Then comes the kicker: That expectation may be just the beginning. “A college often expects students to pay more than the E.F.C.,” said Robert Kelchen, associate professor of higher education at Seton Hall University and author of Higher Education Accountability.
All in the Family
For students applying for college right out of high school, the “family” in the E.F.C. usually means parents, since it’s nearly impossible for students to work their way through college in any reasonable period of time anymore.
But the E.F.C. makes no allowance for families where the parent or parents believe a child should try to pull that off. Or when parents look askance at higher education because they see no value in it, and then decide not to help. Or when students feel an obligation to help parents, even (or especially) if parents can’t help them.

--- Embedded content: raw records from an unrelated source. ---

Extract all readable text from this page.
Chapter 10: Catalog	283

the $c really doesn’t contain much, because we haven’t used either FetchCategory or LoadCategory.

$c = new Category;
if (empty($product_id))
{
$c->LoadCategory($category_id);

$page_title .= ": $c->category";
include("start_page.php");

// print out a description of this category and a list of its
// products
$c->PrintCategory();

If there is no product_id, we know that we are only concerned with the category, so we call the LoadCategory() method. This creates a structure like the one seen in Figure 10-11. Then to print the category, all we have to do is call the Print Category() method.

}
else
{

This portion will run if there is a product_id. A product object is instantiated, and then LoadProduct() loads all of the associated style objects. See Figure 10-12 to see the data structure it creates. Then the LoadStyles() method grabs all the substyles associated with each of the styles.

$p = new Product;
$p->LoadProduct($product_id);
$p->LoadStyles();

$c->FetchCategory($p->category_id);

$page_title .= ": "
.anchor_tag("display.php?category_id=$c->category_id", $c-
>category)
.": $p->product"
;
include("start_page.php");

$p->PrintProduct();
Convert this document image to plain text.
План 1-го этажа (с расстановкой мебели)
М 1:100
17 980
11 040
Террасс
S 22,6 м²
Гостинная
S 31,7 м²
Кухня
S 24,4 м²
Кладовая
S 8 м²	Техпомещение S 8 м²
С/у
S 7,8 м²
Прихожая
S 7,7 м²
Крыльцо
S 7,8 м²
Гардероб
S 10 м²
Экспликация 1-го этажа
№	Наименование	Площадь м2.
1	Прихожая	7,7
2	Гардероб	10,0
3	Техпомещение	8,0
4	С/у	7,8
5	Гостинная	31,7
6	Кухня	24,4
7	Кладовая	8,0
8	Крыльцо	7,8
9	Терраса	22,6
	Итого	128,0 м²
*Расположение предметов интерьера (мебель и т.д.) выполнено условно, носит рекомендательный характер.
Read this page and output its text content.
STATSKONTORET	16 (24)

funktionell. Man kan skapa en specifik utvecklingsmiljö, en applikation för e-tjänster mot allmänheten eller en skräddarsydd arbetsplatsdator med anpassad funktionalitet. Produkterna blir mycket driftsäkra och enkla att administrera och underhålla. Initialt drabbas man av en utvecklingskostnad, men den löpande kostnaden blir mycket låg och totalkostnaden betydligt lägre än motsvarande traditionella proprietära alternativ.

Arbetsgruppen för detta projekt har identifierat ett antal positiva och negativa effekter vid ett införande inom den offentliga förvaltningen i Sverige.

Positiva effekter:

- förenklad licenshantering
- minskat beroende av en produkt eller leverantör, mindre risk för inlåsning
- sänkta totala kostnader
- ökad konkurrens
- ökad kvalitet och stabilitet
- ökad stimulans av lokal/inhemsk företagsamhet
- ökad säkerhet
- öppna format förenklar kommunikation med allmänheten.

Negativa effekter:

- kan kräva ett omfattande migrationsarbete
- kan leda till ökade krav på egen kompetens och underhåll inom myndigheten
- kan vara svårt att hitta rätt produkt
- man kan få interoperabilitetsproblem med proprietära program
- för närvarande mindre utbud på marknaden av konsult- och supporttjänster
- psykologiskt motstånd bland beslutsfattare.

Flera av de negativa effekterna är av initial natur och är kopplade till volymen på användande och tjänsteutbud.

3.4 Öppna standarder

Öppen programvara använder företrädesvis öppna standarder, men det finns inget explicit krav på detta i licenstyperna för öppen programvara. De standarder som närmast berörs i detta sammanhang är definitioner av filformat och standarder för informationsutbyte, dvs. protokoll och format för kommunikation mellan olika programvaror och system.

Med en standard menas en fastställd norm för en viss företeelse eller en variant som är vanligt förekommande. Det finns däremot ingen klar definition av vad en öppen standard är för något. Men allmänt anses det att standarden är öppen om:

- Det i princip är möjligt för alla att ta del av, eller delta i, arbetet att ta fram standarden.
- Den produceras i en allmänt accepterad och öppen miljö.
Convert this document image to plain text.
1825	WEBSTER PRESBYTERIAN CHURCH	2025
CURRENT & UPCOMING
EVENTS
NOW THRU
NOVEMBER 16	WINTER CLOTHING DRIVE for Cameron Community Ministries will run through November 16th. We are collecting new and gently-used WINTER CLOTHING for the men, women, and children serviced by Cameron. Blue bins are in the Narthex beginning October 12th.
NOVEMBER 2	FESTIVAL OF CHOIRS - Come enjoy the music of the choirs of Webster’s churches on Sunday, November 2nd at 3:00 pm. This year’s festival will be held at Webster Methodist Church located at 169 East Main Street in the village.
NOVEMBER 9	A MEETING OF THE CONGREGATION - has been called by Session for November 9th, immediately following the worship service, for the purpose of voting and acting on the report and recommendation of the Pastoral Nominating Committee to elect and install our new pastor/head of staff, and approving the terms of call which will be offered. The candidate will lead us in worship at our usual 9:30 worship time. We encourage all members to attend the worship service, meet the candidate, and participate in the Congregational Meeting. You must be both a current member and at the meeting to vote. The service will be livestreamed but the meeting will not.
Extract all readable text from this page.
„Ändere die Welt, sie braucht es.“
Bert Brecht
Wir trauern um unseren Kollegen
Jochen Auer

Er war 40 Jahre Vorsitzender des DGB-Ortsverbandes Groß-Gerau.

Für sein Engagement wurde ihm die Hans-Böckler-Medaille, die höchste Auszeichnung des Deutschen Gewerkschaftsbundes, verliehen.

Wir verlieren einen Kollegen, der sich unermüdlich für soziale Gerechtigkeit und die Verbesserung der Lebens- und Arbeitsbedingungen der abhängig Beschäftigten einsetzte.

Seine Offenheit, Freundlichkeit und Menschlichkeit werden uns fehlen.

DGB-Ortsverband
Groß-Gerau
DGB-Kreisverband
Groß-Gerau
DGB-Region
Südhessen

Estrangement complicates things too. “With L.G.B.T.Q. students, people really begin to immediately understand the problem,” Dr. Goldrick-Rab said. “When a 19-year-old comes out and gets cut off, what is family now?”
The E.F.C. also makes no allowance for extended families and obligations to aging parents, aunts, brothers or chosen family.
“It denies any responsibility that may lie elsewhere,” Dr. Zaloom said.
And Contributions?!
By couching the E.F.C.’s final word in the language of charity, the federal financial aid system attempts to soften the blow. Sure, powerful forces are making demands of parents whether they like it or not, but at least it is a kind of gift. Right?